Microsoft released the fourth quarter of its 2022 financial results today, bringing in revenue of $51.9 billion and a net profit of $16.7 billion. Revenues increased by 12% and net profit only increased by 2%. But as revenue rose, Microsoft saw some of its core businesses, including Windows and Xbox, begin to decline.
The PC market has boomed throughout the pandemic, but PC shipments have seen a sharp decline in the last quarter – nearly 13% according to Gartner. This is the steepest drop in nine years, thanks to geopolitical tensions, inflation and ongoing supply chain challenges.
Microsoft’s Windows OEM revenue, the price PC makers pay Microsoft to install Windows on machines, fell 2% in the fourth quarter, due to what Microsoft described as “production shutdowns and deterioration of the PC market.
Surface revenue grew 10% in the fourth quarter, despite no major Surface launches in the quarter. Microsoft refreshed its compact Surface Laptop Go in June with an 11th Gen Intel processor, but we’ll wait until the fall until we see a bigger refresh to the Surface lineup. 2022 marks 10 years of Surface, so expect the usual fall event for new devices.
All eyes are now on Intel’s planned price increases for its processors and chips, and how they might affect the PC market. Intel is planning price increases for its flagship processors and a wide range of other chips later this year, including Wi-Fi and other connectivity chips.

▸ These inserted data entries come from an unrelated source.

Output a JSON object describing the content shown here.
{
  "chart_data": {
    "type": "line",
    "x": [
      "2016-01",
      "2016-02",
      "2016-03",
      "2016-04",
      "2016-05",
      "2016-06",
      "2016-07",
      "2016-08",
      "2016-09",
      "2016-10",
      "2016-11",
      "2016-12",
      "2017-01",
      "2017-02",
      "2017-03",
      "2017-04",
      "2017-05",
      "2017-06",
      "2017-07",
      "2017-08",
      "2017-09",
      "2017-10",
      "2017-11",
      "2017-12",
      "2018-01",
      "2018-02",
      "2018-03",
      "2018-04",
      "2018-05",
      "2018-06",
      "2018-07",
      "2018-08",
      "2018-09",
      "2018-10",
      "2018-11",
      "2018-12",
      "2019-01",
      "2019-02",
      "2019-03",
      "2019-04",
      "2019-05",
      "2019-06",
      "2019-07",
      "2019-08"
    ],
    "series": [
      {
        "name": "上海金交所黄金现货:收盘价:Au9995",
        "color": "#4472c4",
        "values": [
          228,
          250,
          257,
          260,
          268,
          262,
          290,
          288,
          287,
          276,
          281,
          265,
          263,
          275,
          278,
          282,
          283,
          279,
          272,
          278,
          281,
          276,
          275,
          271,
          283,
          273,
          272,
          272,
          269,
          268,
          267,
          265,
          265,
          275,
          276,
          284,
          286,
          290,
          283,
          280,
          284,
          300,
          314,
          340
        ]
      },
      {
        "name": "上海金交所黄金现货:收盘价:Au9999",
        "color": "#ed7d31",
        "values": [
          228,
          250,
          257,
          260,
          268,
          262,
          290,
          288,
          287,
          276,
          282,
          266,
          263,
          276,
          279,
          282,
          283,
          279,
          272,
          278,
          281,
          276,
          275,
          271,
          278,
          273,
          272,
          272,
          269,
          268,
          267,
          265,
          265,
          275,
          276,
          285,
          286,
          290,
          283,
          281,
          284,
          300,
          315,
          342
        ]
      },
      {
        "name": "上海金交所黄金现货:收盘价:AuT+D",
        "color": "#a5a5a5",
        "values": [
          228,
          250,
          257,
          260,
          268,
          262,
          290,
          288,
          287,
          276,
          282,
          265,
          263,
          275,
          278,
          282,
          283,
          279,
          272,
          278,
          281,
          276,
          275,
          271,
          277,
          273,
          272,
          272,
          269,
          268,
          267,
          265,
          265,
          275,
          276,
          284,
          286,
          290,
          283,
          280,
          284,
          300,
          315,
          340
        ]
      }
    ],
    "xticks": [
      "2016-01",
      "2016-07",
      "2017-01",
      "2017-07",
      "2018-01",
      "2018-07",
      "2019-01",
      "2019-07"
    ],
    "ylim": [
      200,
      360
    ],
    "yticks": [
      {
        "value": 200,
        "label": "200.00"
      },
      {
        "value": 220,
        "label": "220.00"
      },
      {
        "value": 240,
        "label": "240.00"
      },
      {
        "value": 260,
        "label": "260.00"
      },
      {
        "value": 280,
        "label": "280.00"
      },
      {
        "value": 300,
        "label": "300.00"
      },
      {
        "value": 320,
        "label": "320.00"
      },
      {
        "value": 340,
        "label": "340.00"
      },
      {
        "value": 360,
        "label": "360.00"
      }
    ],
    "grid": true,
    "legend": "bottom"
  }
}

On the Xbox side, hardware revenue fell 11%, alongside a 6% drop in Xbox content and services revenue. Microsoft attributed the declines to “lower engagement hours and monetization” in first-party and third-party titles. Last quarter, Microsoft revealed 10 million people had been using the company’s Xbox Cloud Gaming service, and that’s bound to grow even more thanks to Fortnite now being the only game it’s free to stream on the service.
Microsoft did not provide an update to Xbox Game Pass subscribers this quarter, after the service became 25 million in January following the holiday outings of Age of Empires IV, Forza Horizon 5, and Infinite Halo.
Microsoft does not discuss its project Acquisition of Activision Blizzard for $68.7 billion further today. The purchase is expected to close in fiscal year 2023 and will see Microsoft release franchises such as Warcraft, Diablo, Surveillance, Call of Duty, and Candy Crush.
Outside of games and Windows, Microsoft’s Office, cloud and server products continue to grow at impressive rates. Revenue from Office commercial products and cloud services grew 9% this quarter, and Office Consumer grew 9% year over year. Microsoft 365 Consumer subscriptions now stand at 59.7 million, as Microsoft continues to attract consumers to Office subscriptions and services such as Microsoft Teams.
Revenue from Microsoft’s server products and cloud services also jumped 5% year-over-year, driven, as always, by 22% growth in revenue from Azure and other cloud services.
LinkedIn continues to grow at Microsoft, driven by ad demand. LinkedIn’s revenue grew 26% this quarter, which Microsoft attributes to its Talent Solutions and Marketing Solutions businesses. Search and news ad revenue also grew 15% year-over-year.
These latest results come after Microsoft was forced to lower its guidance for this quarter in June, and the company cited unfavorable exchange rates. The dollar is strong against a number of currencies at the moment amid geopolitical tensions and inflation. Microsoft is affected when it converts foreign currencies into dollars.
Microsoft will now host an earnings call with investors at 5:30 p.m. ET / 3:30 p.m. PT, and we’ll update this article with any relevant comments.